Her interest in Paul also led to the creation of a three-and-a-half-minute video that is projected on to the wall of the gallery.

''It's about an image of an object of love, reflected through the portrait of someone else's child. In this case, Pascal Harris, the son of Joanna Margaret Paul.

It also features a soundtrack by free-jazz musician Ornette Coleman, whose 10-year-old son is also playing on it.

Interspersed through the work are images of coastal matagouri and words of the poem Where I was Born, written by Paul after she heard a conversation between her 5-year-old and a friend.

''It is a riddling poem; sounds like nonsense.''

Louise Menzies also turned the letters found in the Hocken Collections relating to The Lone Goose...
Louise Menzies also turned the letters found in the Hocken Collections relating to The Lone Goose into similar prints set in handmade paper.

Her research of Hodgkins led her to the time in the 1920s when the artist was ''stony broke'' in the United Kingdom and took a job as a textile designer.

''It's an interesting moment in her career, which has not had much attention.

''It shows what means an artist will go to.''

Menzies discovered Te Papa held eight gouaches of some of the designs Hodgkins created during that time. They would have been created as a reference for screen printing at the time. No samples exist of the actual fabrics made from the designs.

It was a volatile time in Europe and Hodgkins was still piecing together who and what she was as an artist, she said.

So Menzies decided to re-create the designs with the help of a digital designer. She drew elements from an original design to create a pattern.

''The colours are pretty faithful. It's a version of what the originals might have been, not a physical reference of the original design.''

Then Menzies used the fabric to cover two chairs and a stool from the office used by the Frances Hodgkins fellows at the University of Otago, highlighting the links between the city, the artist and Menzies as the Frances Hodgkins fellow.

But her journey began with Richards and her interest in her work as a potter.

Menzies herself had become fascinated with potting and had travelled to Australia with a group of potters last year.
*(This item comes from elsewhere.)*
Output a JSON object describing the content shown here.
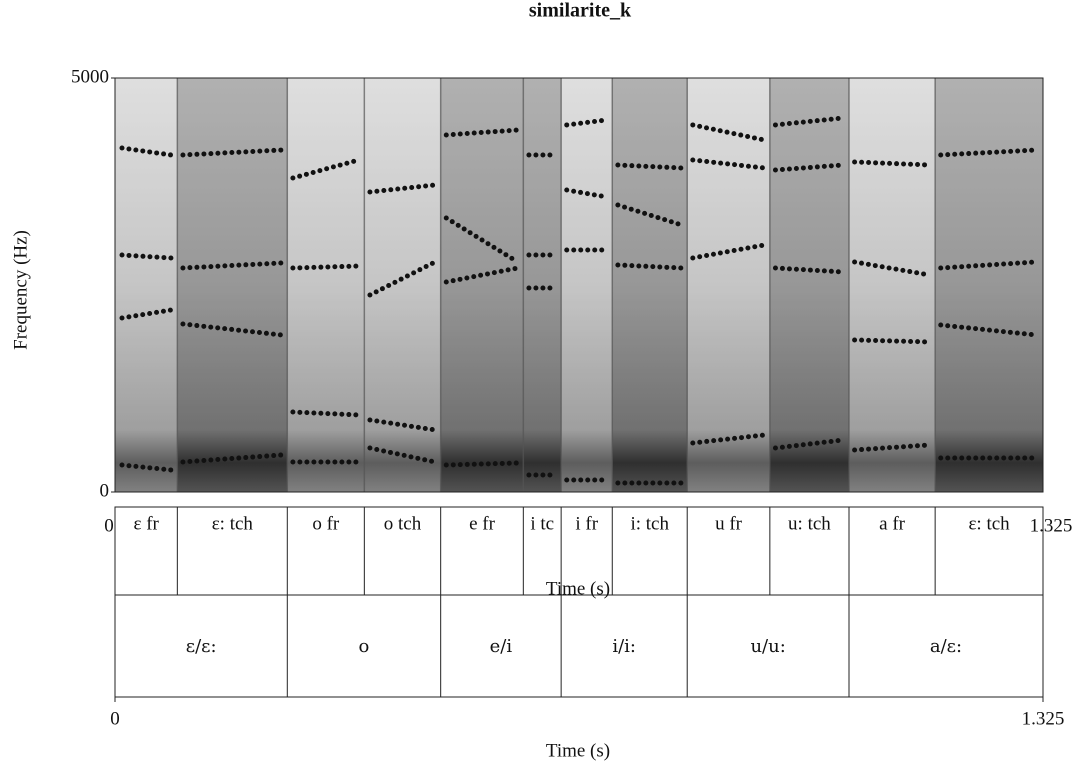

Richards' influence on her thinking was marked with the re-creation of a flyer which originally advertised a show Richards had. While it was missing the date, Menzies had pinpointed 1958.

With the poster, Menzies was trying to acknowledge the role Richards played in 20th-century ceramics and art.

''She was a potter and poet; she wrote about education. Like Paul she was a polymath of a different sort. She was also overlooked in her lifetime.''

Richards struggled for recognition in her time as being female and creating pottery was not seen as having the same standing as her male peers.

Menzies' fascination for fossicking through the Hocken archives and the time-restricted nature of the fellowship also led to another project - the creation of a 2019 calendar.

''I'm really interested in print culture.''

Of course, it has a twist: each month is an image of the month of a calendar from the past which shared the same dates as this year.

''The nature of the residency being a 12-month cycle made me think about time as being arbitrary, that we slice and organise it to structure our lives.''

She produced the calendar with help from Dunedin Print.

Most pages also featured a cut-out, which enables the next page to show through.

Artist Matthew Galloway helped with the calendar's design.

''It was a really fun time.''

Menzies is returning to Auckland, but says Dunedin has a place in her heart.

''I hope to do something in Dunedin in the future, to continue by connection with the city.''

To see

Louise Menzies’ ‘‘In an orange my mother was eating’’ opens on February 16 and runs until March 30.

She will take part in an artist’s talk on February 16 at 11am. There is also a curators talk on March 30 at 3pm.